Chroniques

par laurent bergnach

Piotr Tchaïkovski
Черевички| Les souliers fantaisie

1 DVD Opus Arte (2010)
OA 1037 D
à l’Opéra Royal en novembre 2009

« Nous sommes tous sortis du Manteaude Gogol » aurait déclaré Dostoïevski, rendant ainsi hommage à l’un des auteurs les plus importants de la littérature russe, qui écrivit notamment – sur les conseils de Pouchkine – Le Revizor (1836) et Les Âmes mortes (1842), des farces dénonçant la mesquinerie et la médiocrité humaine. Avant de finir sa vie dans un mysticisme maladif, Nicolas Vassiliévitch Gogol (1809-1852) commence sa carrière avec des récits grotesques et fantastiques, inspirés par la vie des paysans de sa région, des souvenirs familiaux ou des contes.
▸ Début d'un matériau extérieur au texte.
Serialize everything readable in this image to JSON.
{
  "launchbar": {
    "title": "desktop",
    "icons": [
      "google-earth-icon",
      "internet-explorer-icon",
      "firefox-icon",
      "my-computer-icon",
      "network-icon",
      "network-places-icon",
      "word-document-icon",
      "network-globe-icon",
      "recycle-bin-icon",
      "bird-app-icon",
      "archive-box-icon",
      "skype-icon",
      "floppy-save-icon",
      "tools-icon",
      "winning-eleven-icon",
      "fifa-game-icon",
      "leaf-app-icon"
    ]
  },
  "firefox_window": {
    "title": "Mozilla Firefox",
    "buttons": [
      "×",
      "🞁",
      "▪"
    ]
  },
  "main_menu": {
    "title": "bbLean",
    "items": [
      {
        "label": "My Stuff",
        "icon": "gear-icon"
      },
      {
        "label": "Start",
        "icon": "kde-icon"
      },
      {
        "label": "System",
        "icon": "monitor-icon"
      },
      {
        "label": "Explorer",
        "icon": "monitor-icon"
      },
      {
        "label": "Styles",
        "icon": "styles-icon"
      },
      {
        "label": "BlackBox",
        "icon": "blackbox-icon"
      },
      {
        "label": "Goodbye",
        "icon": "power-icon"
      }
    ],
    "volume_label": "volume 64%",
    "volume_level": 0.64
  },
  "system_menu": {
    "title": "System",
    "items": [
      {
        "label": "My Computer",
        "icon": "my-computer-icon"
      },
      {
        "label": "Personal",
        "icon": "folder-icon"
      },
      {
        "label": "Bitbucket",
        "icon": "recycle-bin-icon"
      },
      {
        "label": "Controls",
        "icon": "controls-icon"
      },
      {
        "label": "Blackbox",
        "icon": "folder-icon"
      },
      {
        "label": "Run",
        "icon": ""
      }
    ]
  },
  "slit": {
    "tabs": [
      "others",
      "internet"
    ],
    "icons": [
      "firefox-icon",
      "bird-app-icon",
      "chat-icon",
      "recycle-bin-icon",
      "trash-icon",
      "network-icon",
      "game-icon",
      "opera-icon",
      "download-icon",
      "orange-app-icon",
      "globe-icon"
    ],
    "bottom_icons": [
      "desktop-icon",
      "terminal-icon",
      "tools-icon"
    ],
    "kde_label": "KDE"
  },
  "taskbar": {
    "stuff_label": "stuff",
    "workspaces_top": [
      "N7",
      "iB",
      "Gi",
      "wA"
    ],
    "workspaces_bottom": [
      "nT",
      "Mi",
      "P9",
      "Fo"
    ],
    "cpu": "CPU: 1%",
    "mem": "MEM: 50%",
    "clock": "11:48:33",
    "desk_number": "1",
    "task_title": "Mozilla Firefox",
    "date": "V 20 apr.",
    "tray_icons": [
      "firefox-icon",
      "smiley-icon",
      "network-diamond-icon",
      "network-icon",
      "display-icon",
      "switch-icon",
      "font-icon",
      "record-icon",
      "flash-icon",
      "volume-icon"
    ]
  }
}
Né de la nostalgie, publié en deux tomes (septembre 1831 et mars 1832), Les Soirées du hameau assurent à l’écrivain ukrainien une renommée critique autant que populaire.

A la suite d’un concours organisé par la grande-duchesse Hélène – le compositeur Alexander Serov vient de mourir, laissant inachevé un opéra d’après La Nuit de Noël, nouvelle qui ouvre le second tome –, Piotr Tchaïkovski compose Vakoula la Forgeron, entre juin et octobre 1874. Échec retentissant lors de sa création au Théâtre Mariinski, le 6 décembre 1876, ce quatorzième opus en trois actes et huit scènes est cependant salué par César Cui – « Je ne connais pas de sujet plus alerte, plus savoureux et plein d’humour, plus vivant que celui de Vakoula, si l’on excepte les caricatures et les farces d’Offenbach ».

Une dizaine d’année plus tard, Tchaïkovski revient à son opéra préféré, révisant le livret d’Iakov Polonski avec l’aide de Nikolaï Tchaev – ainsi que la partition, entre février et avril 1885. Tcherevitchki (Черевички | Les Souliers fantaisie) voit le jour. Egalement appelé Les Souliers de la Tsarine ou Les Caprices d’Oxana, ses quatre actes sont présentés au Théâtre Bolchoï, le 31 janvier 1887, sous la direction du musicien. Enchantée, la critique relève combien ce dernier « a su non seulement rendre intelligibles aux artistes ses moindres intentions, mais encore leur communiquer sa flamme ».

Déjà peu défendu dans son pays d’origine, Tcherevitchki est une rareté en Europe, voire « totalement négligé sans aucune justification » – selon les mots d’Elaine Padmore, directrice de l’Opéra Royal qui programme l’œuvre en novembre 2009. Pour l’occasion, aidée du décorateur et illustrateur Mikhail Mokrov et de la costumière Tatiana Noginova, Francesca Zambello développe un style folklorique naïf et coloré qui sublime sa mise en scène, laquelle favorise les techniques théâtrales désuètes (comme cette neige de confettis, lancée par des diablotins).

Outre son esthétique soignée et son humour, cette production brille par sa distribution. Dans le rôle du jeune couple, nous retrouvons avec plaisir Olga Guryakova (Oksana), précise et colorée, dont la voix gagne en largeur, face à Vsevolod Grivnov (Vakula), vaillant, fiable, et attachant. Le couple plus mûr propose d’entendre, à contre-emploi, Larissa Diadkova (Solocha), alliant puissance de chant et profondeur du grave, ainsi que Maxim Mikhailov (Le Diable), baryton un peu rauque, nuancé et évident. Parmi des seconds rôles excellents, signalons la présence de Sergei Leiferkus (Sa Majesté), à la voix corsée, au phrasé élégant.

Paradoxe de cet ouvrage énergique et pétillant – comme le remarque, à nouveau, Cesar Cui –, la musique est « toute entière mélancolique, élégiaque et sentimentale » et trois quarts des personnages se lamentent. Cela explique sans doute le ton presque dramatique adopté par Alexander Polianichko, dès l’Ouverture qui fait la part belle aux vents et aux cuivres de l’Orchestre de la Royal Opera House. La mise en place est irréprochable, mais le tout manque souvent d’élan et de corps. C’est dommage, surtout quand Tchaïkovski s’amuse avec les codes de l’opéra italien.